Thinking back to a poor dining experience where upon arrival, with reservation, the hostess devalued the party members with poor attention to detail and not having the table ready. Then, once seated, the charming server made mistakes. The food delivered was not what was ordered.
Sure, the plate had been delivered by another server to a different table. Then management tried to offer this plate from the other table. NOW at this point with so many mistakes patience had worn thin. Most people when facing a situation that is less than expected do not respond well.
Sure, though calmly addressing the server’s mistakes with intent to improve the situation, one’s remarks may have inspired a fear of returning to the table.
In the moment, keeping a calm tone against rising frustration may consume great energy. It would be easy to feel pride in the moment for exercising such calm. This pride would really be a distraction and defense against guilt of not bringing value to the evening. Party members were probably not impressed either as the words used, though calm, did not foster a harmonious, enriching experience.
Consider the server who does not just serve a guest’s needs or wait on requests but must anticipate what both the guests and kitchen staff will need. Conveying a spirit of calm charm at the table and combating sweaty, Spartan style aggression from kitchen staff wielding sharp, shining tools and verbal abuse moments later in the kitchen.
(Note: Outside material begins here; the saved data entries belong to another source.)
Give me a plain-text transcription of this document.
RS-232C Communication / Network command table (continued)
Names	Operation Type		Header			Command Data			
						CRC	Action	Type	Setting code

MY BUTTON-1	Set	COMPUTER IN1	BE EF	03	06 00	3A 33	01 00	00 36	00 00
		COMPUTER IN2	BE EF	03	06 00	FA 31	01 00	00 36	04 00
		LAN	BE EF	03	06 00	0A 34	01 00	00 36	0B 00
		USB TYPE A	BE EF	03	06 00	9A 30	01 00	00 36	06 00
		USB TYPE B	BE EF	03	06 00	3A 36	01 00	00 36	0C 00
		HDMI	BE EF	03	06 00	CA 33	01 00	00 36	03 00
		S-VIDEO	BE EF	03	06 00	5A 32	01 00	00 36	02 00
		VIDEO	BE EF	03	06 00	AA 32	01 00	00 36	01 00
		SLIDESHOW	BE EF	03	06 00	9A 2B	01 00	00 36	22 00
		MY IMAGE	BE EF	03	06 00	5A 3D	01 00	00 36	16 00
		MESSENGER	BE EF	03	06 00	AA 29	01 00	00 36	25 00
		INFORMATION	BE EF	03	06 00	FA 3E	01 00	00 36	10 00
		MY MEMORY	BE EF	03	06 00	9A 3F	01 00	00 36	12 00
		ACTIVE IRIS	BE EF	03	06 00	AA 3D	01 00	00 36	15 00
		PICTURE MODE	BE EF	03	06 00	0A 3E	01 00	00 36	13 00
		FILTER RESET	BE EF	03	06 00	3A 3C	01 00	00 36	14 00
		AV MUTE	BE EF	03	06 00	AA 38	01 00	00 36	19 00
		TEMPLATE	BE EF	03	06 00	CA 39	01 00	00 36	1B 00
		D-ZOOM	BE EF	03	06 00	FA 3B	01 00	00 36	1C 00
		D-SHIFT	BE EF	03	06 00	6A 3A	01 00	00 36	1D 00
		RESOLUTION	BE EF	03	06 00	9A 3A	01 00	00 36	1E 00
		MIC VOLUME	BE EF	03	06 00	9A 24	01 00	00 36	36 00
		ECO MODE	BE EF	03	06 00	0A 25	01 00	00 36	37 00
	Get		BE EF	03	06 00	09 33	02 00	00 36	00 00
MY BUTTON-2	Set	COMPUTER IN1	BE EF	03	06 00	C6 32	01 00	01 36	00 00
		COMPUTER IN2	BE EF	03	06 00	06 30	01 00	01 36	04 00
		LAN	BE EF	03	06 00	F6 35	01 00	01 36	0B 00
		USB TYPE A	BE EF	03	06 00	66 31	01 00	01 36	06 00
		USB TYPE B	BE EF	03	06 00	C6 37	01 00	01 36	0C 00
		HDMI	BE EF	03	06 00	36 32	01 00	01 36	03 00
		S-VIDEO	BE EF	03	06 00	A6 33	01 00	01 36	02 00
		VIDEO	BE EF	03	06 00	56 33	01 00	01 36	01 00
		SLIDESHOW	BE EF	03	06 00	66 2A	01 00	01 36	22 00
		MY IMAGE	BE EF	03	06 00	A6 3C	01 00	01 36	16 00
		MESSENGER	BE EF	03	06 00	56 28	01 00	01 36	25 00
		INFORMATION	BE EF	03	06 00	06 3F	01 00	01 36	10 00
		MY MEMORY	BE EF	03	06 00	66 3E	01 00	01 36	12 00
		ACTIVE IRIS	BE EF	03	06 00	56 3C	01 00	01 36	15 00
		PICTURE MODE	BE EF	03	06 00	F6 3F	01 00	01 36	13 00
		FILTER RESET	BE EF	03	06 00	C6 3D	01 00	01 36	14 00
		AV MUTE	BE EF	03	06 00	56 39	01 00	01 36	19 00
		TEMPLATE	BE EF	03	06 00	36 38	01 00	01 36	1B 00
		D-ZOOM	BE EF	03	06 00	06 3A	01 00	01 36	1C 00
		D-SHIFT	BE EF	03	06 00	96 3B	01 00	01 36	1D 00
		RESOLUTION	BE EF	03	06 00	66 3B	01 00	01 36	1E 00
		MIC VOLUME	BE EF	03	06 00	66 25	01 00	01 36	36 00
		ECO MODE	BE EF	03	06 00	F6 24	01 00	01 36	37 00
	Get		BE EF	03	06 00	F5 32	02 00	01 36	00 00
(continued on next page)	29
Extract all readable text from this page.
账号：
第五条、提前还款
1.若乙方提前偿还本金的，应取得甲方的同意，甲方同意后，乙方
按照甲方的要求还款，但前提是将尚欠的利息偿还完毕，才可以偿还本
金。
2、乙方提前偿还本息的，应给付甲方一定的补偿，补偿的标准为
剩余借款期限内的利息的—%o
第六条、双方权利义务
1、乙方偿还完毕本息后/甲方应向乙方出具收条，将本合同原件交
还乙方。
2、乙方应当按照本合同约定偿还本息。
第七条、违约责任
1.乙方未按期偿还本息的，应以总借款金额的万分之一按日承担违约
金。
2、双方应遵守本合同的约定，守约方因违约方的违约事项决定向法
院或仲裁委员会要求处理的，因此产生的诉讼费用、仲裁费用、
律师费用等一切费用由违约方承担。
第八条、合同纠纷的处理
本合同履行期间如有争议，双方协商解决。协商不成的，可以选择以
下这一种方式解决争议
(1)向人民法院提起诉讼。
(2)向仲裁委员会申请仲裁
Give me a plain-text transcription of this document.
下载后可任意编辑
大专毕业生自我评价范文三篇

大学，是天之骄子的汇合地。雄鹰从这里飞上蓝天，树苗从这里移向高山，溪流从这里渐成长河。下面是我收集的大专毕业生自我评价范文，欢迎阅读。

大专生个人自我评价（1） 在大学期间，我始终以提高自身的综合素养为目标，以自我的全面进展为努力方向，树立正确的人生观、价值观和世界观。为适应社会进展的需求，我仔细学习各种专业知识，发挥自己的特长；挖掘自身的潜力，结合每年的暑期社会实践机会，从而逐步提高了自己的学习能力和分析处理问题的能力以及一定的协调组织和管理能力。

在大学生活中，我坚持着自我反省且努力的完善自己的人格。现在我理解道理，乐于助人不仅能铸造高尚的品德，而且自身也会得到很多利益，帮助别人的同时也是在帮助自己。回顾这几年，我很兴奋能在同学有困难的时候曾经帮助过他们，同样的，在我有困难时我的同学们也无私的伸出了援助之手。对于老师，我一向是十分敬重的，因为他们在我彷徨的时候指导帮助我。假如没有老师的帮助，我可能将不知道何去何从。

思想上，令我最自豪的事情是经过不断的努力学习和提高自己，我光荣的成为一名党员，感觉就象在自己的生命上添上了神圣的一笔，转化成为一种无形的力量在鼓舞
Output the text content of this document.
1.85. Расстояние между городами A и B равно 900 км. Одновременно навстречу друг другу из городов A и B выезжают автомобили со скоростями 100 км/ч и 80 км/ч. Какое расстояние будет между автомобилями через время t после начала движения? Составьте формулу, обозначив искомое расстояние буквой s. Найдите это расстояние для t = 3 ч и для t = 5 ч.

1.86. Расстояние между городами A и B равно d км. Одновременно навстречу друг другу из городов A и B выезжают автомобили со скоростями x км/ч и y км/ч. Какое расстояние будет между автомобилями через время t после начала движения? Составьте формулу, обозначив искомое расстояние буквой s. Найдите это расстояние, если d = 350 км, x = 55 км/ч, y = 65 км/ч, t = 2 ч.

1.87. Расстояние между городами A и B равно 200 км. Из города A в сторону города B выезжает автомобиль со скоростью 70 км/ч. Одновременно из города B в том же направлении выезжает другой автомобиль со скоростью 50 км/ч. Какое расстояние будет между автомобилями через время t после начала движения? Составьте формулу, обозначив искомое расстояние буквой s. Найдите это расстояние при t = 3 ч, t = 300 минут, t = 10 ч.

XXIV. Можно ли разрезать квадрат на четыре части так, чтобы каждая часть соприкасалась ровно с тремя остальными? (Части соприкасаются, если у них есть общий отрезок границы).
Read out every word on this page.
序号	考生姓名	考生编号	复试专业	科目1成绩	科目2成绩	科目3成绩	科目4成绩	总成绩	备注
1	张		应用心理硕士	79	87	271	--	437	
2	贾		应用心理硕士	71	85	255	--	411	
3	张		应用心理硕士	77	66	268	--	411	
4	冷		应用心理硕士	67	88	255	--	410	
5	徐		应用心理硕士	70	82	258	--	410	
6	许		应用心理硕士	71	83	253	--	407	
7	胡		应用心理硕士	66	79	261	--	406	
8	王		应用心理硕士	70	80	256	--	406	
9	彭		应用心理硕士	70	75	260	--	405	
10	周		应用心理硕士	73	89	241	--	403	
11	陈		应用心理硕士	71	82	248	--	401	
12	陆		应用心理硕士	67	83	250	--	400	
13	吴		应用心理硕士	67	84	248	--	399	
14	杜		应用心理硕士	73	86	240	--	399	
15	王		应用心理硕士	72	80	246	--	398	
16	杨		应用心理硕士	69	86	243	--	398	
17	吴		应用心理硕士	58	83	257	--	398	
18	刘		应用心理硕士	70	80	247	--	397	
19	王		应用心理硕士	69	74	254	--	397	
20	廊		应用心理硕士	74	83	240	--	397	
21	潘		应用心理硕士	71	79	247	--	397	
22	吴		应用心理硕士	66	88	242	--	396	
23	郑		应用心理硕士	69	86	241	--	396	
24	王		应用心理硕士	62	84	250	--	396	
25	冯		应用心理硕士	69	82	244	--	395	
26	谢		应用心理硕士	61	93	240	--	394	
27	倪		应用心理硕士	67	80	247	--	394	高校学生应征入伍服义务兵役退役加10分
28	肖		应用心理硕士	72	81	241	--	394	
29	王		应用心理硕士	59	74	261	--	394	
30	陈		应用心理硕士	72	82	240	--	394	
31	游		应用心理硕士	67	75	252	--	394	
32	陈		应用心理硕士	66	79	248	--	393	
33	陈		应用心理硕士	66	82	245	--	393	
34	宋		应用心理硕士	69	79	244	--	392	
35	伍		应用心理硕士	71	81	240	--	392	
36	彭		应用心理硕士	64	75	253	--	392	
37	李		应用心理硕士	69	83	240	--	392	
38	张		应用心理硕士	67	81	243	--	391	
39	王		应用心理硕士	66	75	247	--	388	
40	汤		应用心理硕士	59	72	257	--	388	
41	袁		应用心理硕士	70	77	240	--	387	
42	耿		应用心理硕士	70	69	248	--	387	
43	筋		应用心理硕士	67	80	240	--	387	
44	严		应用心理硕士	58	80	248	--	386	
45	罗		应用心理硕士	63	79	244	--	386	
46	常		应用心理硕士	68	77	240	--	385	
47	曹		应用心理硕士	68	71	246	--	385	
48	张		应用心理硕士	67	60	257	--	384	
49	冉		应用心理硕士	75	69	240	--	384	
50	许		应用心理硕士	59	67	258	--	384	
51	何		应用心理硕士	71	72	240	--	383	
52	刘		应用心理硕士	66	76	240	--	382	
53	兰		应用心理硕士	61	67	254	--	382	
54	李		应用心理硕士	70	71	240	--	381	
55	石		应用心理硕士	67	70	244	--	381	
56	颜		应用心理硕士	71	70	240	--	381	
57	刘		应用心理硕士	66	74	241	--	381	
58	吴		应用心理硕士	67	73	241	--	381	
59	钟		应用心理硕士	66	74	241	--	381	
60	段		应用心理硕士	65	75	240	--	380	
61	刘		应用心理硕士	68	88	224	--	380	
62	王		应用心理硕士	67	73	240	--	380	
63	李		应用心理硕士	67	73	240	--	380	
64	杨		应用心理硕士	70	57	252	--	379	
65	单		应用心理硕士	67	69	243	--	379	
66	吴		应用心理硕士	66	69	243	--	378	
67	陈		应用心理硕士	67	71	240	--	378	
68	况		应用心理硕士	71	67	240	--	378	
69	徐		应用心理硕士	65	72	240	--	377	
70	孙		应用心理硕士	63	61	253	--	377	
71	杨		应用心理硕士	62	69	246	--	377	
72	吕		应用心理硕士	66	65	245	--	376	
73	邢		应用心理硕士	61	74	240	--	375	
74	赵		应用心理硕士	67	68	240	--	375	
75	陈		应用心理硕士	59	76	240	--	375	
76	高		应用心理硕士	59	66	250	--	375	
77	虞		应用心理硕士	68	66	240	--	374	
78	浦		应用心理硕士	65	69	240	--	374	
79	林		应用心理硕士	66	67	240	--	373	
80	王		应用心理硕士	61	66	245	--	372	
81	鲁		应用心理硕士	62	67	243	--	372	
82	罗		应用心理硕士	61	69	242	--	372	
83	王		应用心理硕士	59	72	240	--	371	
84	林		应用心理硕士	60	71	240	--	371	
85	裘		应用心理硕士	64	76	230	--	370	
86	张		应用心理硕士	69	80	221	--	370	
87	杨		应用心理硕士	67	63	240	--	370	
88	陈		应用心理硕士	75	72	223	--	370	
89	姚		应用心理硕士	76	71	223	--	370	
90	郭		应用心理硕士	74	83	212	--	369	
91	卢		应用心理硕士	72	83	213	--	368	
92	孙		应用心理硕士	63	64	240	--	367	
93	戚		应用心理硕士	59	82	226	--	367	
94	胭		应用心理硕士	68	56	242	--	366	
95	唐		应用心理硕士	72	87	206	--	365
Think of a time when a certain outcome was expected and deeply desired yet what was desired by the heart did not go as best hoped. It’s been said sharing what the heart really feels to another can’t be done. Can one implant the emotional desire in another so it is felt by the person being responded to?
The phrase goes, “You can lead a horse to water but you can’t make it drink”. This simply is not true. Unless the horse is sick and will not eat, feeding well salted outs will inspire drinking every single time.
NOW the only option is to inspire change within self. The host who makes idiotic remarks is easily forgotten when seated in the great environment, clean table, and the bright smile of a genuinely caring gratuity employee. How can one best respond in the moment when events NOW do not go as hoped? How can one address the situation NOW best so it is salted towards the best results for all involved?
Response ability will make or break any server’s career just the same as creating or destroying personal and professional relationships NOW when poorly executed. Most people do not respond perfectly NOW in the “heat” of a moment. With the ideal timing and proper planning every person would respond perfectly using “salt” and other persuasive techniques to perfectly share a perspective with others.